Testing Guide
How to test code that uses Vectra without running a real vector database.
Vectra ships with a Memory provider – an in-memory vector store designed for RSpec/Minitest, local dev, and CI.
Not for production use. All data is stored in memory and lost when the process exits.
1. Configure Vectra for Tests
Option A: Global Config (Rails)
# config/initializers/vectra.rb
require 'vectra'
Vectra.configure do |config|
if Rails.env.test?
config.provider = :memory
else
config.provider = :qdrant
config.host = ENV.fetch('QDRANT_HOST', 'http://localhost:6333')
config.api_key = ENV['QDRANT_API_KEY']
end
end
Then in your application code and tests:
client = Vectra::Client.new
Option B: Direct Construction in Tests
require 'vectra'
RSpec.describe 'My vector code' do
let(:client) { Vectra.memory }
it 'searches using in-memory provider' do
client.upsert(
index: 'documents',
vectors: [
{ id: 'doc-1', values: [0.1, 0.2, 0.3], metadata: { title: 'Hello' } }
]
)
results = client.query(index: 'documents', vector: [0.1, 0.2, 0.3], top_k: 5)
expect(results.ids).to include('doc-1')
end
end
2. Reset State Between Tests
The Memory provider exposes clear! to wipe all in-memory data.
# spec/support/vectra_memory.rb
RSpec.configure do |config|
config.before(:each, vectra: :memory) do
Vectra::Providers::Memory.instance.clear!
end
end
Usage:
RSpec.describe SearchService, vectra: :memory do
it 'returns expected results' do
# state is clean here
end
end
If you use global config.provider = :memory in test env, this hook ensures tests are isolated.
3. Testing Application Code (Service Example)
Assume you have a simple service that wraps Vectra:
# app/services/search_service.rb
class SearchService
def self.search(query:, limit: 10)
client = Vectra::Client.new
embedding = EmbeddingService.generate(query)
client.query(
index: 'documents',
vector: embedding,
top_k: limit,
include_metadata: true
)
end
end
You can test it without any external DB:
# spec/services/search_service_spec.rb
require 'rails_helper'
RSpec.describe SearchService, vectra: :memory do
let(:client) { Vectra.memory }
before do
# Seed in-memory vectors
client.upsert(
index: 'documents',
vectors: [
{ id: 'doc-1', values: [1.0, 0.0, 0.0], metadata: { title: 'Ruby Vectors' } },
{ id: 'doc-2', values: [0.0, 1.0, 0.0], metadata: { title: 'PostgreSQL' } }
]
)
# Stub client used inside SearchService to our memory client
allow(Vectra::Client).to receive(:new).and_return(client)
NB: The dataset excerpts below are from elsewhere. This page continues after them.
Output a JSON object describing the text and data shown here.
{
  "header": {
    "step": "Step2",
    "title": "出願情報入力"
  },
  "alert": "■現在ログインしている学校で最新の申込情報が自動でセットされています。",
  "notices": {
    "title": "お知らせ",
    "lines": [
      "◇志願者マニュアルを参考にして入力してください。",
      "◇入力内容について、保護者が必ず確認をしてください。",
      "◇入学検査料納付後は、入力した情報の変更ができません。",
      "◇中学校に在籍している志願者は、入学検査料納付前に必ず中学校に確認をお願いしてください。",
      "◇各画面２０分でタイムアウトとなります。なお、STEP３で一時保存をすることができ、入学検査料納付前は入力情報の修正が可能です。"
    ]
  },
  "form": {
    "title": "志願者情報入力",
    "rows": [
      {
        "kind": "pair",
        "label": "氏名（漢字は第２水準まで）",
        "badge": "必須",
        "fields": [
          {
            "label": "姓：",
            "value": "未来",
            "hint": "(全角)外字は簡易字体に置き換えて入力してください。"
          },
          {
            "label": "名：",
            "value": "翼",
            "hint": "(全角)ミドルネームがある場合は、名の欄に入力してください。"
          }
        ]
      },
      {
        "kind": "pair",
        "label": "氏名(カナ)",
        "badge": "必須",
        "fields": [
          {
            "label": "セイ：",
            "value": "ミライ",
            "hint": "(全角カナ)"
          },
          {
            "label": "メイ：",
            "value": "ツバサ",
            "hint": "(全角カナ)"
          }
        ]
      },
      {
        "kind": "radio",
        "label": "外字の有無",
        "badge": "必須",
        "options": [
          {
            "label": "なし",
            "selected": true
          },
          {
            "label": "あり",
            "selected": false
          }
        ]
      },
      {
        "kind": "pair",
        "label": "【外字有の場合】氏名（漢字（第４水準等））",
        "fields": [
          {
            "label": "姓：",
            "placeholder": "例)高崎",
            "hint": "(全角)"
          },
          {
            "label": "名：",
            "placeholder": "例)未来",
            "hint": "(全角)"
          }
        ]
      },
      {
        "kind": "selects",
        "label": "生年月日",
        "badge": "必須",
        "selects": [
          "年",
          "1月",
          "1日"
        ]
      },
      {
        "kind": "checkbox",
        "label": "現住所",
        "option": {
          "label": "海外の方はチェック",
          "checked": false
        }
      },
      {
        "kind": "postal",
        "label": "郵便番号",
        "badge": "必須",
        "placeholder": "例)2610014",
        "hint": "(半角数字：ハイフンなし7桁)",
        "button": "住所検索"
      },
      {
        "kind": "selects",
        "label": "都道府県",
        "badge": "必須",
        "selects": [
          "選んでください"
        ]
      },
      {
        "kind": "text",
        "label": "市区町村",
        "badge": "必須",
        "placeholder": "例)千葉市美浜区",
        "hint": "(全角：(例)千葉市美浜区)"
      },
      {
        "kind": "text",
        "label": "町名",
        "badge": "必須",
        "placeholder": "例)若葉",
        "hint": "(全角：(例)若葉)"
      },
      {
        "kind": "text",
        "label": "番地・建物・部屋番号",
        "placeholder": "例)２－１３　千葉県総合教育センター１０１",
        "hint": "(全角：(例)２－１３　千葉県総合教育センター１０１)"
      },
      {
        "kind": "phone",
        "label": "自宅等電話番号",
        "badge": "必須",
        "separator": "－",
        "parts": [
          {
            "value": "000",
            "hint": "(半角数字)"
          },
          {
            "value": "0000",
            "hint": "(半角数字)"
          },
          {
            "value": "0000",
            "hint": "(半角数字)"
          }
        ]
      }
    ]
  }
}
# Stub embedding service to return a deterministic vector
allow(EmbeddingService).to receive(:generate).and_return([1.0, 0.0, 0.0])
end
it 'returns most relevant document first' do
results = SearchService.search(query: 'ruby vectors', limit: 2)
expect(results.first.metadata['title']).to eq('Ruby Vectors')
end
end
4. Testing has_vector Models
Example model:
# app/models/document.rb
class Document < ApplicationRecord
include Vectra::ActiveRecord
has_vector :embedding,
provider: :memory,
index: 'documents',
dimension: 3,
metadata_fields: [:title]
end
Model Spec
# spec/models/document_spec.rb
require 'rails_helper'
RSpec.describe Document, vectra: :memory do
it 'indexes on create and can be searched' do
doc = Document.create!(
title: 'Hello',
embedding: [1.0, 0.0, 0.0]
)
results = Document.vector_search(
embedding: [1.0, 0.0, 0.0],
limit: 5
)
expect(results.map(&:id)).to include(doc.id)
end
end
5. CI Considerations
- ✅ No external services needed (no Docker, no cloud credentials)
- ✅ Fast and deterministic tests
- ✅ Same Vectra API as real providers
Recommended CI pattern:
- Use
provider: :memoryfor the majority of tests. - Have a small set of integration tests (separate job) that hit a real provider (e.g. Qdrant in Docker) if needed.